Cluster queue overflow and compaction overload are indicators of the incoming traffic and system load. If the backends get overloaded, requests pile up in the queues. When the queue is full, the system responds with backpressure errors. This can cause performance degradation.
If your cluster generates this alert, you may need to rate limit your queries. Look at optimizing the application generating the requests in the following ways:
- Examine the application retry logic, and reduce total retry count.
- Increase client request timeout at the driver layer.
- Reduce query parallelism.
- If needed, set the driver execution to "sync" rather than "async" to serialize queries.
If your cluster generates this alert but isn't under a very large workload, contact Yugabyte Support.
Fix YSQL connection alerts
YugabyteDB Aeon clusters support 15 simultaneous connections per vCPU. YugabyteDB Aeon sends a notification when the number of YSQL connections on any node in the cluster exceeds the threshold, as follows:
- YSQL connections exceeds 60% of the limit (Warning).
- YSQL connections exceeds 95% of the limit (Severe).
If your cluster experiences frequent spikes in connections, consider optimizing your application's connection code.
If connections are opened but never closed, your application will eventually exceed the connection limit.
You may need to implement some form of connection pooling.
If the number of connections is continuously higher than 60%, your workload may also exceed the capacity of your cluster. Be sure to size your cluster with enough spare capacity to remain fault tolerant during maintenance events and outages.

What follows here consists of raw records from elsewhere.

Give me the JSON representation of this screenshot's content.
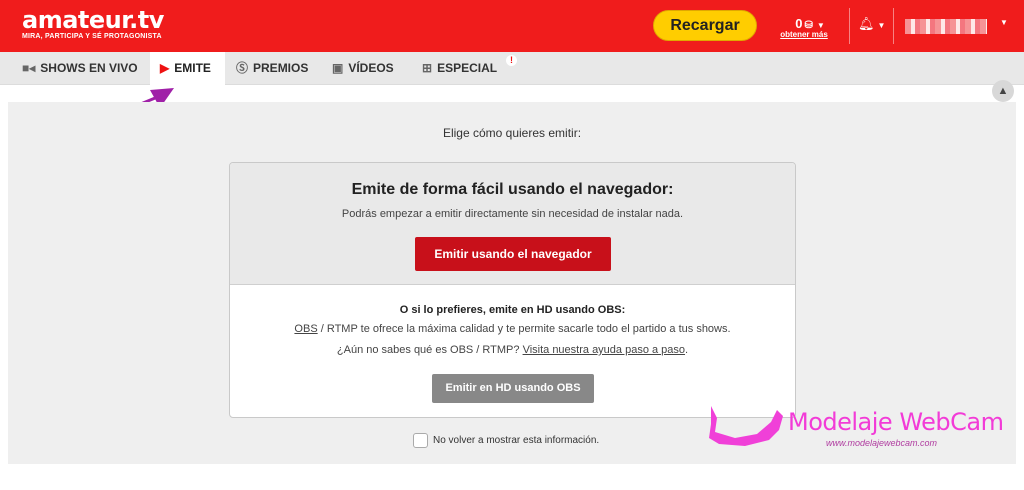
{
  "header": {
    "logo": "amateur.tv",
    "tagline": "MIRA, PARTICIPA Y SÉ PROTAGONISTA",
    "recharge_label": "Recargar",
    "credits_value": "0",
    "credits_link": "obtener más",
    "bell_icon": "bell-icon",
    "accent_color": "#f01c1c"
  },
  "tabs": [
    {
      "label": "SHOWS EN VIVO",
      "icon": "video-camera-icon"
    },
    {
      "label": "EMITE",
      "icon": "play-icon"
    },
    {
      "label": "PREMIOS",
      "icon": "coin-icon"
    },
    {
      "label": "VÍDEOS",
      "icon": "film-icon"
    },
    {
      "label": "ESPECIAL",
      "icon": "gift-icon",
      "badge": "!"
    }
  ],
  "main": {
    "prompt": "Elige cómo quieres emitir:",
    "browser": {
      "title": "Emite de forma fácil usando el navegador:",
      "subtitle": "Podrás empezar a emitir directamente sin necesidad de instalar nada.",
      "button": "Emitir usando el navegador"
    },
    "obs": {
      "title": "O si lo prefieres, emite en HD usando OBS:",
      "line1_link": "OBS",
      "line1_text": " / RTMP te ofrece la máxima calidad y te permite sacarle todo el partido a tus shows.",
      "line2_text": "¿Aún no sabes qué es OBS / RTMP? ",
      "line2_link": "Visita nuestra ayuda paso a paso",
      "line2_end": ".",
      "button": "Emitir en HD usando OBS"
    },
    "dont_show": "No volver a mostrar esta información."
  },
  "watermark": {
    "title": "Modelaje WebCam",
    "url": "www.modelajewebcam.com"
  }
}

For example, during an outage or a rolling restart for maintenance, a 3 node cluster loses a third of its capacity. The remaining nodes need to be able to handle the traffic from the absent node.
To add connection capacity, scale your cluster by adding vCPUs or nodes. Refer to Scale and configure clusters.
Fix CMK unavailable alerts
YugabyteDB Aeon sends a notification when the customer managed key (CMK) used to encrypt a cluster is unreachable.
If your CMK is unreachable, check the following:
- Verify the key is still enabled in your cloud provider KMS.
- Verify the role or account used to access the key still has valid permissions.
- Verify the credentials or access key are still valid, and generate new credentials if needed.
Refer to Encryption at rest.
Fix CPU alerts
YugabyteDB Aeon sends a notification when CPU use on any node in the cluster exceeds the threshold, as follows:
- Node CPU use exceeds 70% on average for at least 5 minutes (Warning).
- Node CPU use exceeds 90% on average for at least 5 minutes (Severe).
If your cluster experiences frequent spikes in CPU use, consider optimizing your workload.
Unoptimized queries can lead to CPU alerts. Use the Slow Queries and Live Queries views to identify potentially problematic queries, then use the EXPLAIN statement to see the query execution plan and identify optimizations. Consider adding one or more indexes to improve query performance. For more information, refer to Analyzing Queries with EXPLAIN.
High CPU use could also indicate a problem and may require debugging by Yugabyte Support.
If CPU use is continuously higher than 80%, your workload may also exceed the capacity of your cluster. Consider scaling your cluster vertically by adding vCPUs to increase capacity per node, or horizontally by adding nodes to reduce the load per node. Refer to Scale and configure clusters.
Billing alerts
Billing alerts trigger for the following events:
Alert | Response |
---|---|
Invoice payment failure | Check with your card issuer to ensure that your card is still valid and has not exceeded its limit. Alternatively, you can add another credit card to your billing profile. |
Credit usage exceeds the 50%, 75%, and 90% limit | Add a credit card to your billing profile, or contact Yugabyte Support. |
Credit card expiring within 3 months | Add a new credit card. |
For information on adding credit cards and managing your billing profile, refer to Manage your billing profile and payment method.